RBC Downgrade Sparks Harry Winston Takeover Speculation
March 09, 09Saying that its model for Harry Winston was too optimistic, RBC Capital Markets has sharply revised its financial forecasts and price target for the diamond firm. RBC downgraded its Harry Winston rating from Outperform, Above Average Risk to Sector Perform, Speculative Risk and lowered the share price target to $5 from $13.
RBC said it downgraded its rating to “reflect the near-term risks relating to Harry Winston’s financing situation, and overall volatility and low visibility in the diamond industry.”
The firm said it now believes that rough diamond prices may fall up to 40 percent, bringing prices for Diavik goods down to $50 - $60 per carat over the next few quarters. Diavik sales ranged $90 - $115 per carat in 2008, RBC added.
The RBC forecast caught the attention of many in the financial markets, leading insiders to conclude that Harry Winston is very attractive take-over target, with at least one saying that this may well happen.
RBC warns that Harry Winston is “likely” to become “cash negative” over the next two to two and half years “unless it can refinance its expected $75 million of debt due in 2009 and secure incremental financing.”

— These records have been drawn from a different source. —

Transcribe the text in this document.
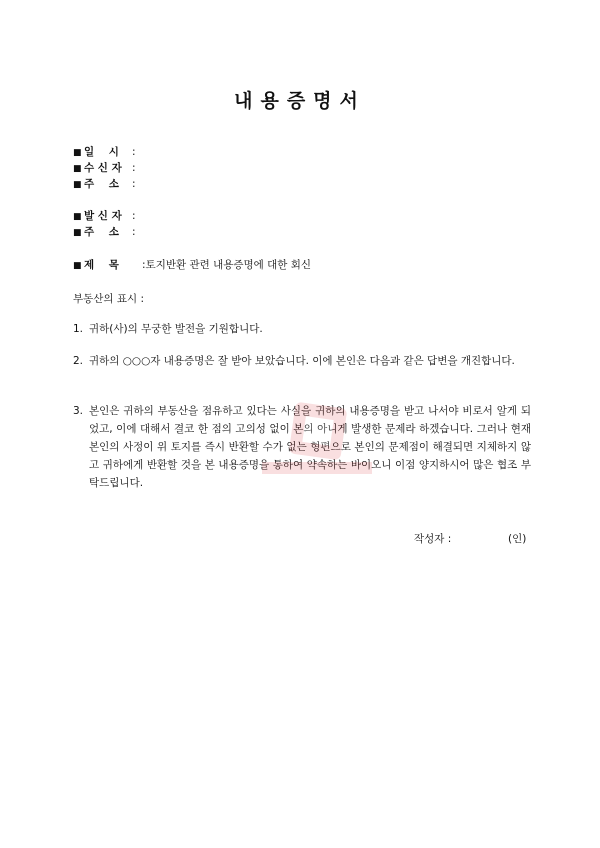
내용증명서
■ 일    시 :
■ 수 신 자 :
■ 주    소 :
■ 발 신 자 :
■ 주    소 :
■ 제    목 :토지반환 관련 내용증명에 대한 회신
부동산의 표시 :
1. 귀하(사)의 무궁한 발전을 기원합니다.
2. 귀하의 ○○○자 내용증명은 잘 받아 보았습니다. 이에 본인은 다음과 같은 답변을 개진합니다.
3. 본인은 귀하의 부동산을 점유하고 있다는 사실을 귀하의 내용증명을 받고 나서야 비로서 알게 되었고, 이에 대해서 결코 한 점의 고의성 없이 본의 아니게 발생한 문제라 하겠습니다. 그러나 현재 본인의 사정이 위 토지를 즉시 반환할 수가 없는 형편으로 본인의 문제점이 해결되면 지체하지 않고 귀하에게 반환할 것을 본 내용증명을 통하여 약속하는 바이오니 이점 양지하시어 많은 협조 부탁드립니다.
작성자 :	(인)
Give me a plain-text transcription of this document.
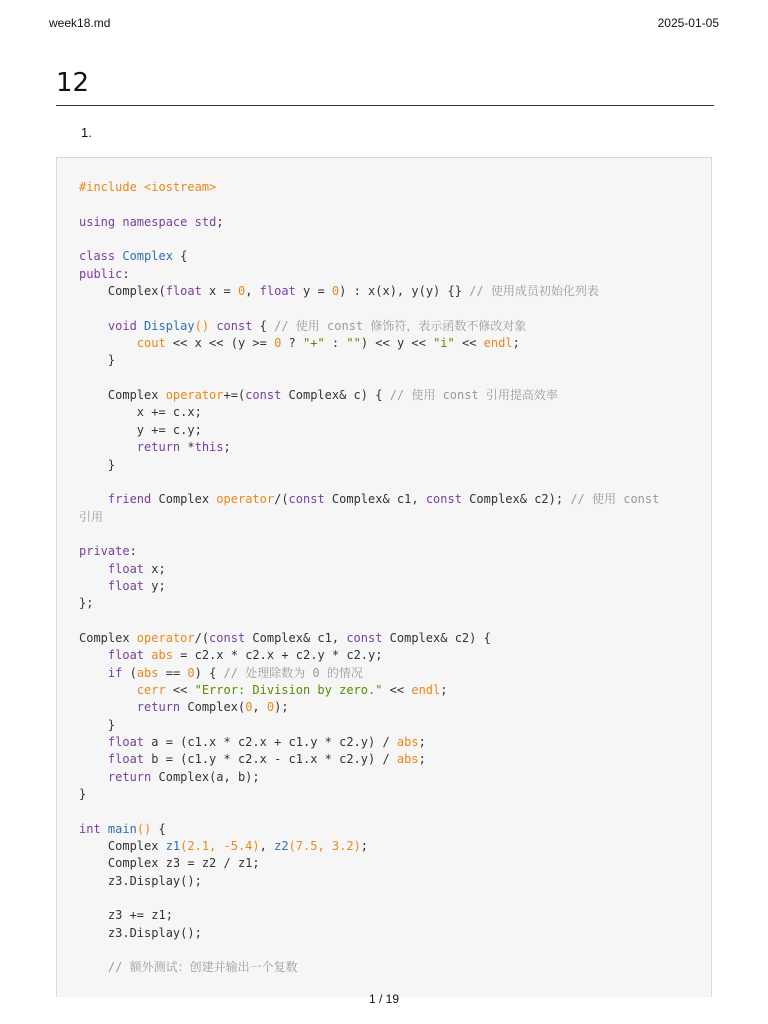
week18.md	2025-01-05
12
1.
#include <iostream>

using namespace std;

class Complex {
public:
Complex(float x = 0, float y = 0) : x(x), y(y) {} // 使用成员初始化列表

void Display() const { // 使用 const 修饰符，表示函数不修改对象
cout << x << (y >= 0 ? "+" : "") << y << "i" << endl;
}

Complex operator+=(const Complex& c) { // 使用 const 引用提高效率
x += c.x;
y += c.y;
return *this;
}

friend Complex operator/(const Complex& c1, const Complex& c2); // 使用 const
引用

private:
float x;
float y;
};

Complex operator/(const Complex& c1, const Complex& c2) {
float abs = c2.x * c2.x + c2.y * c2.y;
if (abs == 0) { // 处理除数为 0 的情况
cerr << "Error: Division by zero." << endl;
return Complex(0, 0);
}
float a = (c1.x * c2.x + c1.y * c2.y) / abs;
float b = (c1.y * c2.x - c1.x * c2.y) / abs;
return Complex(a, b);
}

int main() {
Complex z1(2.1, -5.4), z2(7.5, 3.2);
Complex z3 = z2 / z1;
z3.Display();

z3 += z1;
z3.Display();

// 额外测试：创建并输出一个复数
1 / 19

In addition to diamond mining, firm also has its name sake retail operation, high-end retailer Harry Winston, which has 19 stores located in high-end retailing centers around the world.
RBC forecast $114 million in sales, general and administrative costs for the retail operation in 2010. It therefore expects Harry Winston to revisit assumptions around productivity of individual salons, and perhaps close marginal locations.